Wir gratulieren zum Jubiläum! Mit "The Patriot" absolviert Actionstar Steven Seagal seinen 30. Leinwandeinsatz in einer typischen Rolle als knallharter Kämpfer mit CIA-Vergangenheit, der nun als naturverbundener Hausarzt und Heilpraktiker in einem Kuhdorf praktiziert.
"Der Doktor und das liebe Vieh" oder "Der Landarzt" lassen grüßen, wenn Seagal als Kräuterdoktor mit indianischen Wurzeln nicht nur kränkelnde Kälber wieder auf Trab bringt und sich seine Behandlungen mit selbst gebackenem Blaubeerkuchen entlohnen lässt.

"The Patriot" ist in vielerlei Hinsicht ein eher ungewöhnliches Seagal-Vehikel: Manfred Lehmann als Synchronstimme für den Hauptdarsteller ist gewöhnungsbedürftig, Frisur und Kleidung des Helden wie so oft grenzwertig.
Verstörender ist jedoch vielmehr die Tatsache, dass Seagals Jubiläum erschreckend handzahm ausgefallen ist. "The Patriot" ist vielmehr Virenthriller als Actionfilm und entsprechend gering ist die Ausbeute an Explosionen, Schießereien und Fights - dem Hauptbestandteil, den Filme wie "Auf brennendem Eis", "Glimmer Man" oder "Exit Wounds" ausmachen.
Die Action ist sparsam dosiert - doch wenn es Regisseur Dean Semler krachen lässt, ist das routiniert inszeniert und mit ordentlich Schmackes und den genretypischen Shoot-Outs.
Vergleicht man sein Werk aber mit dem thematisch ähnlichen "Outbreak - Lautlose Killer" so wirkt Wolfgang Petersens Version wie der ultimative Action-Overkill und lässt "The Patriot" ziemlich blass aussehen.
Steven Seagal selbst tritt in den wenigen actionbetonten Momenten kaum in Erscheinung - im gesamten Film greift er einmal zur Waffe und es gibt auch nur einen Zweikampf zu bewundern.
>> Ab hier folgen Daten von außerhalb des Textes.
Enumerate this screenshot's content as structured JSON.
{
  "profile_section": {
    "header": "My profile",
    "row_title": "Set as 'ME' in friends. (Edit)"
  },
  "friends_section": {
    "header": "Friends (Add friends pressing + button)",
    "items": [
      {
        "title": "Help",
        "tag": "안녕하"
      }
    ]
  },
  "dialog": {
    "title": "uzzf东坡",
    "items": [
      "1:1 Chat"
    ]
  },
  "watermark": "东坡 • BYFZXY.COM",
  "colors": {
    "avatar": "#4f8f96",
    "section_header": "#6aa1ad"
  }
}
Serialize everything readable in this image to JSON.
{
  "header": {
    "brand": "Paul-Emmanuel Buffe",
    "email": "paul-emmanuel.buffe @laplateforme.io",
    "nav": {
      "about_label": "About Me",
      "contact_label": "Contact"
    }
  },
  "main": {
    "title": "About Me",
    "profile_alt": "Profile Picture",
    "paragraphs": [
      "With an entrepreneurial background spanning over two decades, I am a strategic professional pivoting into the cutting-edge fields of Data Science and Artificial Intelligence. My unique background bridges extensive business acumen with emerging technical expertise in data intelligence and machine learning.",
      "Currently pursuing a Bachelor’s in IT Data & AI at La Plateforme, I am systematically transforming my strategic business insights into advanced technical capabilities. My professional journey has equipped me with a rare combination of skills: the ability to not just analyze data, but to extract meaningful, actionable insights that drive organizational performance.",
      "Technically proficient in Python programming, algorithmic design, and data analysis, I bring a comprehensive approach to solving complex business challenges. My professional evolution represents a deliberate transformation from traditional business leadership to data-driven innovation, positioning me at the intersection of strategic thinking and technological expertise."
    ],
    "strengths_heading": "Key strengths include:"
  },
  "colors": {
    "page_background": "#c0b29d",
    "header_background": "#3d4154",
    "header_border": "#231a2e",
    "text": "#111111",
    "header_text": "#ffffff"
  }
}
Wer also den Film nur der Action wegen schaut wird angesichts der mageren Ausbeute sehr enttäuscht sein.

Was unterm Strich bleibt ist ein unterhaltsamer, kurzweiliger Virenthriller mit Anleihen am Katastrophenfilm, dessen Budget aber leider kein aufwändiges Katastrophenszenario zulässt.
"The Patriot" hat durchaus Potential, doch alle guten Ansätze werden nur angekratzt. Die ausgetretene Seuche und der Handlungsstrang um Floyds Bürgermiliz geraten zur Nebensache - für einen Virenthriller mangelt es einfach an Spannung und Dramatik. Stattdessen konzentriert sich das Geschehen auf Seagal, der durch eine bildgewaltige Naturkulisse reitet, schlechte Miene zum bösen Spiel macht und an einem Serum arbeitet, dass er letzten Endes aus Wildblumen braut.

"The Patriot" als Actionfilm zu vermarkten ist dreister Etikettenschwindel auf TV-Niveau - nett anzusehen und für den Moment unterhaltsam, insgesamt gesehen aber nichts halbes und nichts ganzes. Unspektakulär und ohne jedes Gespür für Tempo, wobei eine Änderung des Titels in "The Pacifist" gerechtfertigt wäre um Seagals Rolle zu definieren und Fans in ihren Erwartungen nicht zu enttäuschen.